Maximum Permitted Mileage (MPM)
“Maximum Permitted Mileage” is a lovely piece of jargon that means exactly what it says. For each origin and destination, there is a maximum number of miles you can travel. This American Airlines award travel rule relies primarily on the “published route” requirement explained above. However, in cases where your desired award ticket isn't a published route, you may still be able to book it if the itinerary is less than 125% of the MPM.
Unfortunately, the MPM isn't published online. ExpertFlyer members can check the MPM under the “Travel Information” section:
American Airlines award segment limits
American allows up to two connections (three flight segments) on one-way domestic awards. You can add one more connection (four segments) on one-way international awards.
For round-trip travel, you must follow these same limits in each direction of travel. Your destination is the first stop that lasts more than 24 hours (international) or 4 hours (domestic). If your trip requires more than this limit, American Airlines will charge you for more than one award.
Married segment logic
In the past, American Airlines released award availability flight-by-flight. Say you wanted to fly from Los Angeles (LAX) to Frankfurt (FRA). If you found award availability on a flight from Los Angeles to Dallas/Fort Worth and on a flight from Dallas/Fort Worth to Frankfurt, you could book the award. Likewise, someone just flying from Dallas to Frankfurt also could book an award on just that nonstop flight.

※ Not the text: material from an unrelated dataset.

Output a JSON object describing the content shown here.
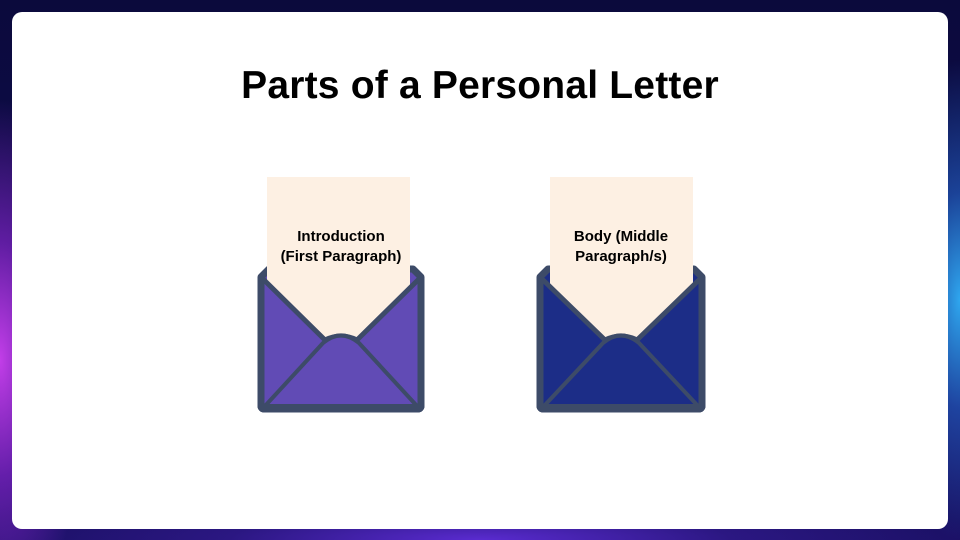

That all changed in late 2017. Instead of releasing award availability by flight, American Airlines now releases award availability by trip. Under these rules, you might only be allowed to book the Dallas to Frankfurt flight if you start in Los Angeles or some other city — but not in Dallas. If you want to start in Dallas, you might need book a connecting flight through Charlotte or Miami on the way to Frankfurt to book the cheapest award. Married segment logic might prohibit booking a nonstop flight from A to B on certain routes.
This irritating way of releasing award availability is referred to as “married segment logic”. That's because the award availability for each individual flight is “married” to the entire itinerary. Put simply, American uses these rules to make the cheapest awards less convenient with the hope of getting you to pay more miles for a nonstop award.
American Airlines AAdvantage miles can be extremely valuable if you know how and when to use them and are aware of the basic rules for award travel. While there is certainly a learning curve for more complex itineraries, there are plenty of awards you can book at a great price with limited experience.
American's policy for putting award tickets on hold is among the most generous of any frequent flyer program. When planning travel that will require more than one type of miles, it's a huge asset to be able to lock in your AAdvantage award for up to five days while you figure out the other parts of your trip.
The rules for changing tickets are another standout feature of this program. American Airlines eliminated award mileage redeposit fees, so you no longer have to pay a fee to cancel an award.
The AAdvantage booking rules are more complex than revenue-based programs like Southwest Rapid Rewards and JetBlue TrueBlue. However, a little extra effort to learn how this program works can pay huge dividends.